Detention of a person on suspicion without trial is an anathema to the Rule of Law. However, extraordinary situations require extraordinary measures. Preventive detention laws exist in several countries including India, where a detainee is not without a remedy. He can make a representation to an advisory board of sitting and retired High Court judges. If this is rejected, he can file a writ petition for habeas corpus in the High Court or Supreme Court. Detainees can engage their own lawyers, and courts have often ordered their release in appropriate cases.
Post 9/11, the US indefinitely detained at Guantanamo Bay in Cuba, suspected terrorists labelled ‘enemy combatant’ by the Department of Defence. This was an attempt to place the detainees beyond the reach of US courts, and conditions of detention were humiliating. The US Supreme Court (SC), by its judgments in Hamdi vs. Rumsfeld and Rusul vs. Bush, granted partial relief to the detainees. The climax came with the SC’s judgment last week in Boumediene vs. United States of America. It ruled that the US Naval Station at Guantanamo Bay is not beyond its reach, and the writ of habeas corpus is available to aliens detained at Guantanamo Bay, and designated enemy combatants by Combatants Status Review Tribunal (CSRT). A few of them were detained for six years without any judicial determination about the legality of their detention. The detainees denied that they were members of the Taliban or al-Qaeda and sought a writ of habeas corpus in the district court which was declined on ground of lack of jurisdiction. The D.C. Circuit confirmed this but the SC reversed it, rejecting the government’s contention that the detainees have no right to habeas corpus because of Cuban sovereignty over Guantanamo Bay, the US having disclaimed formal sovereignty by its 1903 lease with Cuba.

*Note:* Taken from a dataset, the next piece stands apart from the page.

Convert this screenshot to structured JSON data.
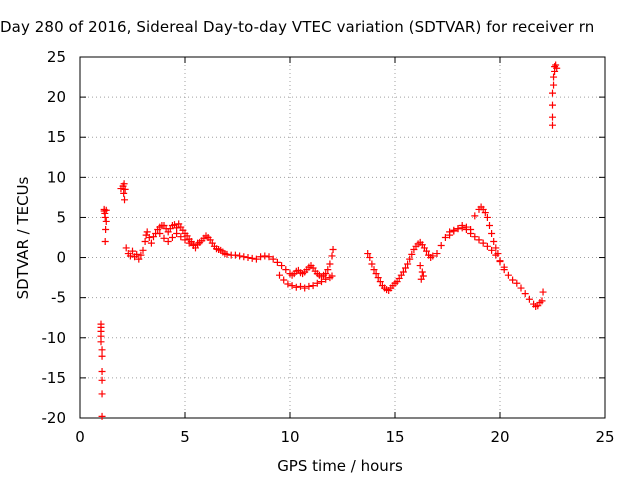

The Court accepted Cuban sovereignty but pointed out the unqualified control by the US over Guantanamo Bay for over 100 years, and by the lease with Cuba “the nation’s basic charter cannot be contracted away.” The Court emphasised the role of habeas corpus as an instrument for protection of basic liberties, a constitutional right and remedy that may be suspended only when public safety requires it. The Court observed that “to hold that the political branches may switch the Constitution on or off at will would lead to a regime in which the executive and not the courts assess ‘what the law’ is.”
Another government plea was based on the Detainees’ Treatment Act of 2005 which provides that no court, justice or judge shall have jurisdiction to consider an application for habeas corpus filed by an alien detained at Guantanamo Bay and gives the District Court of Appeal “exclusive jurisdiction to review the decision of CSRT.” This procedure was maintained by the US as a substitute for habeas corpus. The majority rejected this plea saying: “The detainee has limited means to present evidence to challenge the government’s case, does not have the assistance of counsel, may not be aware of the most critical allegations that the government relied upon to order his detention and his opportunity to confront witnesses is likely to be more theoretical than real given that there are no limits on admission of hearsay evidence.” The Court concluded that the prescribed procedure was not an effective remedy for the detainees.
The government also relied on the Military Commissions Act, 2006, which denied jurisdiction with respect to habeas corpus action by detainee aliens classified as enemy combatant relating to their detection, transfer, treatment, trial or conditions of confinement. No wonder Guantanamo Bay has been described as the ‘black hole’ of the US. Fortunately, the SC rejected the government’s claim and held that detainees are not barred from seeking recourse under habeas corpus, unless it is constitutionally suspended, merely because they have been designated as enemy combatant or because of their presence at Guantanamo Bay.
The majority judgment is a severe blow to the Bush administration, and has triggered dissenting opinions. Chief Justice Roberts, a Bush nominee, castigated the majority and opined that it did not enhance the Rule of Law “unless by that is meant the rule of lawyers who will now arguably have a greater role than military and intelligence officials in shaping policies for alien enemy combatant.” The Chief Justice bemoaned that by the majority judgment the Americans would “lose a bit more control over the conduct of the nation’s foreign policy to unelected politically unaccountable judges.” Justice Scalia derided the majority opinion as “an inflated notion of judicial supremacy.” In my view, the correct perspective is of Justice Kennedy who, speaking for the majority, observed that in adjudging detention imposed to prevent acts of terrorism “the courts must accord appropriate deference to political branches” always keeping in mind that “security subsists, too, also in fidelity to freedom’s first principles, chief among them being personal liberty and freedom from arbitrary and unlawful restraint.”
The majority judgment is a heartening assertion of judicial authority and independence in the face of outrageous claims of the executive and is a courageous vindication of the Rule of Law.